For the past few years, courts throughout the U.S. have repeatedly struck down class action waivers under state unconscionability law. In a sweeping decision yesterday, the U.S. Supreme Court reversed that trend, handing down its much-awaited decision in AT&T Mobility v. Concepcion, No. 09-893, 2011 U.S. LEXIS 3367 (U.S. 2011). This decision will affect the class action exposure of businesses in a wide span of industries, and once again places class action waivers on equal footing with other contractual provisions that companies include in their arbitration agreements.

THE DECISION PARSED

The arbitration provision at issue was part of a two-year AT&T service contract, requiring the Concepcions to arbitrate any disputes with AT&T and prohibiting them from adjudicating their disputes as part of a class action—commonly referred to as a "class action waiver."

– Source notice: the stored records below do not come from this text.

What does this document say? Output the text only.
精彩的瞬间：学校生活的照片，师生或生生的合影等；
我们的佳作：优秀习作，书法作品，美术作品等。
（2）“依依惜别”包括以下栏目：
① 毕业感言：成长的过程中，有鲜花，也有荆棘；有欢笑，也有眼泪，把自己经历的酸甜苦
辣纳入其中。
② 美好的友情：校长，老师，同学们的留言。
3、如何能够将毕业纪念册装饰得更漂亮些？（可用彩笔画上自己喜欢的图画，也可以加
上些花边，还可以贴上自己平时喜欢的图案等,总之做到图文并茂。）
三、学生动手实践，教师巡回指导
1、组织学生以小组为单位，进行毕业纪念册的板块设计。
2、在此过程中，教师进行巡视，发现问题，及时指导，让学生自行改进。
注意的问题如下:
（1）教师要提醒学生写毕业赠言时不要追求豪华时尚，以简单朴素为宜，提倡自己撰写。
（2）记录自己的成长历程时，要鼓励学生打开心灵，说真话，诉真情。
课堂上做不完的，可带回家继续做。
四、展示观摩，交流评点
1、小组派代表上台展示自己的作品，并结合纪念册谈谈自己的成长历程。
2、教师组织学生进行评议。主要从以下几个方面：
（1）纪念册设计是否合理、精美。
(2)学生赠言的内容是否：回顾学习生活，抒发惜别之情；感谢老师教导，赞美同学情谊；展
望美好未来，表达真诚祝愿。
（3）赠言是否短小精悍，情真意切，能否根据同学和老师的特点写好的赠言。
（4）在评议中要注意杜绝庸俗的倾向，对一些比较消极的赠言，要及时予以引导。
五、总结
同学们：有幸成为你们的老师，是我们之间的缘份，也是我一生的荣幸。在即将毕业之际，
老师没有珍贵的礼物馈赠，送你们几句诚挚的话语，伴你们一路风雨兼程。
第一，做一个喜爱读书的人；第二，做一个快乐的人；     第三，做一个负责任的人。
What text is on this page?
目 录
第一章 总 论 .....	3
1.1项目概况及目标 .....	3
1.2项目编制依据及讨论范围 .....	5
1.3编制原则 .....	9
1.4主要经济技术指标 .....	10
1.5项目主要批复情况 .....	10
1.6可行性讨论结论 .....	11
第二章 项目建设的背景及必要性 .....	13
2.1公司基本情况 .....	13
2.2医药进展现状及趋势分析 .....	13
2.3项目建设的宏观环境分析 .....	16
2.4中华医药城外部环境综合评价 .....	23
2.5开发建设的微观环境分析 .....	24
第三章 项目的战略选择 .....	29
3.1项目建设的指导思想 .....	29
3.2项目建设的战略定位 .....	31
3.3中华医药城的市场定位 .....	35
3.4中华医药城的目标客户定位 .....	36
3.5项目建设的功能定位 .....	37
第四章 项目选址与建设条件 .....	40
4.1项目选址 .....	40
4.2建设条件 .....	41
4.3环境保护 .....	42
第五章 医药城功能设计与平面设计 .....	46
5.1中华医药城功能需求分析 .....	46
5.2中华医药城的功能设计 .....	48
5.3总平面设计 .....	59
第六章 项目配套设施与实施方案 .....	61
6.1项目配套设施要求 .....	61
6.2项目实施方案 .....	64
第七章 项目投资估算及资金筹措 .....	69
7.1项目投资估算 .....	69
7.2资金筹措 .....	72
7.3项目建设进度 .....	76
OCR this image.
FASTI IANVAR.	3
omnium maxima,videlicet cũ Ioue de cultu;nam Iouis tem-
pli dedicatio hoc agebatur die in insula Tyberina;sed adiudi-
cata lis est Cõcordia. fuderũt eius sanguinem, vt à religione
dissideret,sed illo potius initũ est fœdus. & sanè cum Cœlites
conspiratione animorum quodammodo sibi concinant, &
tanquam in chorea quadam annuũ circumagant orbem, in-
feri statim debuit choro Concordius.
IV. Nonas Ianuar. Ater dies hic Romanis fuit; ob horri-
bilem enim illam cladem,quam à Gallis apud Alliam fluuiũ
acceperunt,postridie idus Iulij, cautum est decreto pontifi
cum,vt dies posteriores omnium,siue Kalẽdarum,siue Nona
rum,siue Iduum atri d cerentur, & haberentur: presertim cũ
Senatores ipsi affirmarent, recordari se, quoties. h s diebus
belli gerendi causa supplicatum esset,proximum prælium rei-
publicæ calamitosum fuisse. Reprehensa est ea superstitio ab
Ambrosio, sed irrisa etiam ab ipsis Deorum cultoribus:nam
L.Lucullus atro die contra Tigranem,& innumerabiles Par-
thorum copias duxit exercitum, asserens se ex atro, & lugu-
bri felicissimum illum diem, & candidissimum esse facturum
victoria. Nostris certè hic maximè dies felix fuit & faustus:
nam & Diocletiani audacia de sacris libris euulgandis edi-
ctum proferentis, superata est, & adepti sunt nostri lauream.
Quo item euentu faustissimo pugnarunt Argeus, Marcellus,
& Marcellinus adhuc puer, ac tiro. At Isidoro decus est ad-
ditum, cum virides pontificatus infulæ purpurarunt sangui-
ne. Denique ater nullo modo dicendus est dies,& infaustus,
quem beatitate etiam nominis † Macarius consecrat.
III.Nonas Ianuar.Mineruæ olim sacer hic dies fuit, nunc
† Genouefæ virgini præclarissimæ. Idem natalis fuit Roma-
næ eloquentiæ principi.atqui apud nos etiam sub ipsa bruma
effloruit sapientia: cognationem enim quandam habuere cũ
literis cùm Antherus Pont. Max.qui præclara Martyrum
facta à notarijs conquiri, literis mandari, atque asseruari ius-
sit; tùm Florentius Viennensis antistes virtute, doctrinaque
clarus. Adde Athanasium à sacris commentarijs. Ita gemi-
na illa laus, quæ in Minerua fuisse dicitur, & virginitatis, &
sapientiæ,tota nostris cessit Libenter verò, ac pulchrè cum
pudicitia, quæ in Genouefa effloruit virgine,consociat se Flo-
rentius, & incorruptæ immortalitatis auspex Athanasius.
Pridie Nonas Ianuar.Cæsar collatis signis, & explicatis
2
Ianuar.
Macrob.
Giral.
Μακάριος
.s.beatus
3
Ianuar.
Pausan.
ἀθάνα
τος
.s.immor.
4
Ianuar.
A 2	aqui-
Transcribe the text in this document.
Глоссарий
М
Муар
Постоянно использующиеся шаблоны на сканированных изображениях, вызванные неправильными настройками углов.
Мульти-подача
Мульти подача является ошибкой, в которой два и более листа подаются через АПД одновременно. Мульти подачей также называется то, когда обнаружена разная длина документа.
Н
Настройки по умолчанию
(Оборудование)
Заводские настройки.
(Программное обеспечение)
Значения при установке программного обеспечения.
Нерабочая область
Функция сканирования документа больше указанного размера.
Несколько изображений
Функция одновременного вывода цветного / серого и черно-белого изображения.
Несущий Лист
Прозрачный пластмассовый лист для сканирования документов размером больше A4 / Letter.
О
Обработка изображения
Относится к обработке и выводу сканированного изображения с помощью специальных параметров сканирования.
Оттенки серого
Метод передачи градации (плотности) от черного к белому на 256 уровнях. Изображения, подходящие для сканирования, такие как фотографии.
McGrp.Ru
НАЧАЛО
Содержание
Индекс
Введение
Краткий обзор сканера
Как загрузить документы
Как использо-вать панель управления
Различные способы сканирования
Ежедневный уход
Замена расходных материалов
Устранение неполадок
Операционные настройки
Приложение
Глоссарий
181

In a 5-4 decision, the Supreme Court held that AT&T's arbitration clause was enforceable despite the class action waiver. The issue decided by the Court was whether the Federal Arbitration Act, 9 U.S.C. § 1 et seq. (FAA) preempts California's common law of unconscionability, pursuant to which California courts (and the Ninth Circuit, following in lockstep), have struck most class action waiver clauses in consumer contracts since 2005. See Discover Bank v. Superior Court, 36 Cal. 4th 148 (2005).

The Supreme Court held that AT&T's arbitration agreement was enforceable notwithstanding the class action waiver because California law conflicts with the FAA—read, is preempted—for three reasons. First, the principal advantage of arbitration—its informality—is sacrificed when class arbitration is imposed. Second, class arbitration in fact requires procedural formality under the AAA's rules governing class arbitrations, which follow the rigorous Federal Rules of Civil Procedure. Third, class arbitration greatly increases risks to defendants, as arbitration is poorly suited to the higher stakes of class action litigation.

WHAT THE DECISION MEANS

The Supreme Court's decision will have a far-reaching effect on the enforceability of arbitration agreements with class action waivers. This decision not only sweeps aside unconscionability as a basis for avoiding class action waivers, but also all other state-created doctrines based on public policy. Moreover, although the Concepcion opinion is silent to its application in the employment context, the holding is broad enough to encompass mandatory arbitration agreements.

Because of the generality of this update, the information provided herein may not be applicable in all situations and should not be acted upon without specific legal advice based on particular situations.